Bei den Besuchern kommt die Kriegsshow gut an. "Man versteht, wie das damals im Krieg wirklich war, das ist besser inszeniert als jeder Hollywoodfilm", schwärmt ein junger Mann, der mit seinen Freunden aus Bratislava gekommen ist.

"Bücher interessieren meine Kinder nicht, aber das hier verstehen sie, und sie bekommen eine Vorstellung davon, wie es damals war", sagt eine Mutter, die mit ihren beiden Söhnen aus Bratislava gekommen ist. "Das ist doch besser, als dass sie immer Computer spielen. Hier erleben sie wirklich etwas."

Knapp 400 aktive Reenacter sind zu dem Festival gekommen. In einem angrenzenden Waldstück haben sie ihre Zeltlager aufgeschlagen und für die Besucher einzelne Stationen errichtet.

Wer will, kann russische Kalaschnikows in die Hand nehmen und nachladen, ins Innere von Panzern oder in Schützengräben klettern, an Schießübungen mit Plastikpatronen teilnehmen, Selfies mit SS-Leutnants, französischen Fallschirmspringern, ukrainischen Kosaken oder amerikanischen G.I.s machen. Die Stimmung ist ausgelassen, ein echtes Sommerfestival eben.

Richtig romantisch

Ein Mann mit dickem Schnauzbart trägt das Imitat einer Uniform der Roten Armee aus dem Jahr 1943.
Foto: Kurt Prinz

Ein Mann mit dickem Schnauzbart, der das Imitat einer Uniform der Roten Armee aus dem Jahr 1943 trägt, ist bereits am Dienstag angereist. "In den Tagen vor den Festivals werden alle Geräte herangekarrt, man bereitet alles vor, abends grillt man gemeinsam und singt Lieder – natürlich originalgetreue Lieder aus der Zeit", erzählt der hauptberufliche Versicherungsangestellte. "Festivals wie diese sind für mich die schönste Zeit überhaupt, es ist richtig romantisch."

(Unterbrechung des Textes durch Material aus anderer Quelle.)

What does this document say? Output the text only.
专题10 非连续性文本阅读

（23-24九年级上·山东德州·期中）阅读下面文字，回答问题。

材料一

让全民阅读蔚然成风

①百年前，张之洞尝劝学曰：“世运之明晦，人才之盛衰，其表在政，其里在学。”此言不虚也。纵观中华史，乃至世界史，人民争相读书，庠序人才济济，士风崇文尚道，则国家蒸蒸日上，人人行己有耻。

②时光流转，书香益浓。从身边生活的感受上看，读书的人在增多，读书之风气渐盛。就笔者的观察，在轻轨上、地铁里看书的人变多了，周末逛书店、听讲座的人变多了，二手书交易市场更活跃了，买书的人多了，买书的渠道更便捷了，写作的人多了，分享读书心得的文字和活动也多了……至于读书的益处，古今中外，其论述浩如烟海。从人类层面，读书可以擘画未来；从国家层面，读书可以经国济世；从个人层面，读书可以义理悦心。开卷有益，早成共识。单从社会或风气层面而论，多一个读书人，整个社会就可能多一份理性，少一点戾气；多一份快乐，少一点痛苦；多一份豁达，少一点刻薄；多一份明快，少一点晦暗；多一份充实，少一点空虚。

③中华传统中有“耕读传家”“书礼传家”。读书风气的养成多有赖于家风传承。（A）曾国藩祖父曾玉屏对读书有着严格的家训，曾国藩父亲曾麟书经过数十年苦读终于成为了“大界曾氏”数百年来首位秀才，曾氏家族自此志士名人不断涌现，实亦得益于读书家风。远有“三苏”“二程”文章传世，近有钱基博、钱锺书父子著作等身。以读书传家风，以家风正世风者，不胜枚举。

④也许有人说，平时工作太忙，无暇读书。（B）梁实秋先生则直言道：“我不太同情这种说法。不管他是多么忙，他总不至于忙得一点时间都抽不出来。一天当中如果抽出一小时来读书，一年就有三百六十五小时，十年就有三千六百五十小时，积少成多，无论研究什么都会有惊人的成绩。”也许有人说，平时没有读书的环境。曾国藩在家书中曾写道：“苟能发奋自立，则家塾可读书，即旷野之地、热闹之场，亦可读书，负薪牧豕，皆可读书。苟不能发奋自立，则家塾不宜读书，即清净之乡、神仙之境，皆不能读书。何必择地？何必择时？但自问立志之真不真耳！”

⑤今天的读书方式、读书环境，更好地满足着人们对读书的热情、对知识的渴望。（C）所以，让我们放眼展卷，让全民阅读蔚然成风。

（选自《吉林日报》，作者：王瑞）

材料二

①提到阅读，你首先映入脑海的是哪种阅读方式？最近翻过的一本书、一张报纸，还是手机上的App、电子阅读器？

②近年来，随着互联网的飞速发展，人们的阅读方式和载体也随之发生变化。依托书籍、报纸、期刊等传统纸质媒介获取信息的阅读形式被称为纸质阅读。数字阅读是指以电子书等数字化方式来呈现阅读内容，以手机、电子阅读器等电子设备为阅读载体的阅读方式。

Gleich daneben steht ein Mann, der eine Unform der deutschen Infanterie trägt. "Feldstiefel und Hakenkreuzbinde, Gamaschen – auf jedes Detail habe ich geachtet, alles muss genau stimmen, sonst kann ja jeder daherkommen", sagt er. Der Mann kommt aus der Stadt Košice und ist wie sein alter Freund Pavel bereits am Dienstag angereist.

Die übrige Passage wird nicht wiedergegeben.